If you’re not familiar with the original ThingMaker, don’t worry; this one has nothing in common with it but the name. Only the concept of letting kids make simple toys at home has been kept. The moulds, the hot plate and even the Plastigoop are all gone. Instead there’s a neat-looking 3D printer that looks designed to be safe but interesting for kids. So far Mattel have only displayed a non-working replica, but it has a colourful orange case and a big, transparent door that automatically locks when a job starts running. This should keep small fingers out of the moving parts but give kids a good view of the printing process.
The hardware isn’t actually the most interesting part, though. One reason children quickly got bored with the old version was that, unless you kept spending money on new sets of moulds, you soon ended up making the same things over and over again. This one is very different. Mattel have worked with software specialist Autodesk to come up with a custom app which will control the printer. Available for iOS and Android, the ThingMaker app has a library of ready-made toys to print, but it doesn’t just let kids print objects – they can design them too. The app has a simple and colourful interface that sits on top of a library of templates and ready-made parts, which can be dragged and dropped to create new objects. It can even simulate how objects will move when assembled.

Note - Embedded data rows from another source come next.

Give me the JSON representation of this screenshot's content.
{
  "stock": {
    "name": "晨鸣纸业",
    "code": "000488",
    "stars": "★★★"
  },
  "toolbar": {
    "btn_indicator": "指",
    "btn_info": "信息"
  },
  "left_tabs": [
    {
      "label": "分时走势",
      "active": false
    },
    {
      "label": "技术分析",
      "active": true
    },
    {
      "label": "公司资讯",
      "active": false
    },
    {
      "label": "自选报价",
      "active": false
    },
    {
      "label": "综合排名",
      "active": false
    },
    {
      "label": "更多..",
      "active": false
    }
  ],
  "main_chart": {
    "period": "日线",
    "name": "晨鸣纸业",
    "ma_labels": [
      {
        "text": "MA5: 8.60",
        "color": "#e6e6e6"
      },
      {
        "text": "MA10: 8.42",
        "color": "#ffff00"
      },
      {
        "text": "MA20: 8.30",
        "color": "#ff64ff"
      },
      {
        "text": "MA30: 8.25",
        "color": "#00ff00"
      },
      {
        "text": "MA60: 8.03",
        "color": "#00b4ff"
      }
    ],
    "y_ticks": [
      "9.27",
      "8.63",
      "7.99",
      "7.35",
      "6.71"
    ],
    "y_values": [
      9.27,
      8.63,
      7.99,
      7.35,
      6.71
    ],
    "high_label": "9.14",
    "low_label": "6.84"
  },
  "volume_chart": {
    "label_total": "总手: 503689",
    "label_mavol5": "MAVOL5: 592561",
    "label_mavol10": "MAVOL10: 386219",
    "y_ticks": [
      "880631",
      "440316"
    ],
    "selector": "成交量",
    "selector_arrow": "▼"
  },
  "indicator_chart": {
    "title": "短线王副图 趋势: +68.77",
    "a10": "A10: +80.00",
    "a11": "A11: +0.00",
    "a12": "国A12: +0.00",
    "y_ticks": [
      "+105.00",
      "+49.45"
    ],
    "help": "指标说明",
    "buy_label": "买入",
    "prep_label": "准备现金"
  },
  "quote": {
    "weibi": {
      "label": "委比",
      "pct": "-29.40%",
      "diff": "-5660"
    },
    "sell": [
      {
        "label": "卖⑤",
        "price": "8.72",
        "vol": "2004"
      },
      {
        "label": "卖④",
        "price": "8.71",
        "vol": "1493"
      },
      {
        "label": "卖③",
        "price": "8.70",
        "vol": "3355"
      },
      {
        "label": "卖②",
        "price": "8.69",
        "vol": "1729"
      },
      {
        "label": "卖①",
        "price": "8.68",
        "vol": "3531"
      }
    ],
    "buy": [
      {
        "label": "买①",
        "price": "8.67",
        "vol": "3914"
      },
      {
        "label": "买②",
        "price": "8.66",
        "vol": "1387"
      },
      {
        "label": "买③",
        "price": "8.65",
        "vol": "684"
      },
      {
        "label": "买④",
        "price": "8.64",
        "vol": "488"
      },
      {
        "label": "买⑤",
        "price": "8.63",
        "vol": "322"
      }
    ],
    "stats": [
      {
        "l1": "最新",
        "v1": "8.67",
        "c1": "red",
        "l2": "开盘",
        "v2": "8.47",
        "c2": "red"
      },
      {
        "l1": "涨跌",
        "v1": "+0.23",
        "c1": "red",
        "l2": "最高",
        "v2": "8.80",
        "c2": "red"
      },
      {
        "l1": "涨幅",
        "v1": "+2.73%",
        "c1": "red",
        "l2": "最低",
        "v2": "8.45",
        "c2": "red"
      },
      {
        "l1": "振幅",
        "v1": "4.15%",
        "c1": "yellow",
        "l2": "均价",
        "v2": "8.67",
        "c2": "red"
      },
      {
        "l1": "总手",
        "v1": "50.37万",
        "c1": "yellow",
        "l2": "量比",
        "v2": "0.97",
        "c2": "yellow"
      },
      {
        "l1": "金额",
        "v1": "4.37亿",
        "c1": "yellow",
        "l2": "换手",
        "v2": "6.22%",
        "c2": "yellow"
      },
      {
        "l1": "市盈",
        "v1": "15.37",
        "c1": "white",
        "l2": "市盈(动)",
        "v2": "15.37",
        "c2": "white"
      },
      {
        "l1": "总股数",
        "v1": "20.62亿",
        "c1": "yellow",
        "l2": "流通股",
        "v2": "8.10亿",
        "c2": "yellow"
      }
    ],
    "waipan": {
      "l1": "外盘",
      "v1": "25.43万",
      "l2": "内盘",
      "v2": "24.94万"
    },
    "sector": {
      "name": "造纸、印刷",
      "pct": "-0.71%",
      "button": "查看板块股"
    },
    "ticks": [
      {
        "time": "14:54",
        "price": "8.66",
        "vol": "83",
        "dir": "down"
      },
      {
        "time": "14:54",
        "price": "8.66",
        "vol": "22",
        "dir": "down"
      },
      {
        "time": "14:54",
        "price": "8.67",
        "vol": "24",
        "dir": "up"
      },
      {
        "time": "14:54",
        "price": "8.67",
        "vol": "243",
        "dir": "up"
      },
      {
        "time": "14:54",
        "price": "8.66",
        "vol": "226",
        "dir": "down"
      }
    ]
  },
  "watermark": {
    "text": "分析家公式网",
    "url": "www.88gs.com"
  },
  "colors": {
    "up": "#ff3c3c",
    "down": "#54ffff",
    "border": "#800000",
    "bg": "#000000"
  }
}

The Mattel ThingMaker Design app is available now as a free download, for both Apple and Google devices. When Mattel release their own printer it should be able to print with one click, but for now you can create .stl files and export them for use with any printer. Mattel estimate the price for their printer will be around $299 in the USA – so probably £299 in the UK, worse luck – and interestingly their plan is to use standard PLA filament for it instead of locking buyers into a proprietary size. It looks like the app could be a fun way to introduce children to 3D printing, and the printer itself is interesting too. We can’t wait to get a close look at a real one.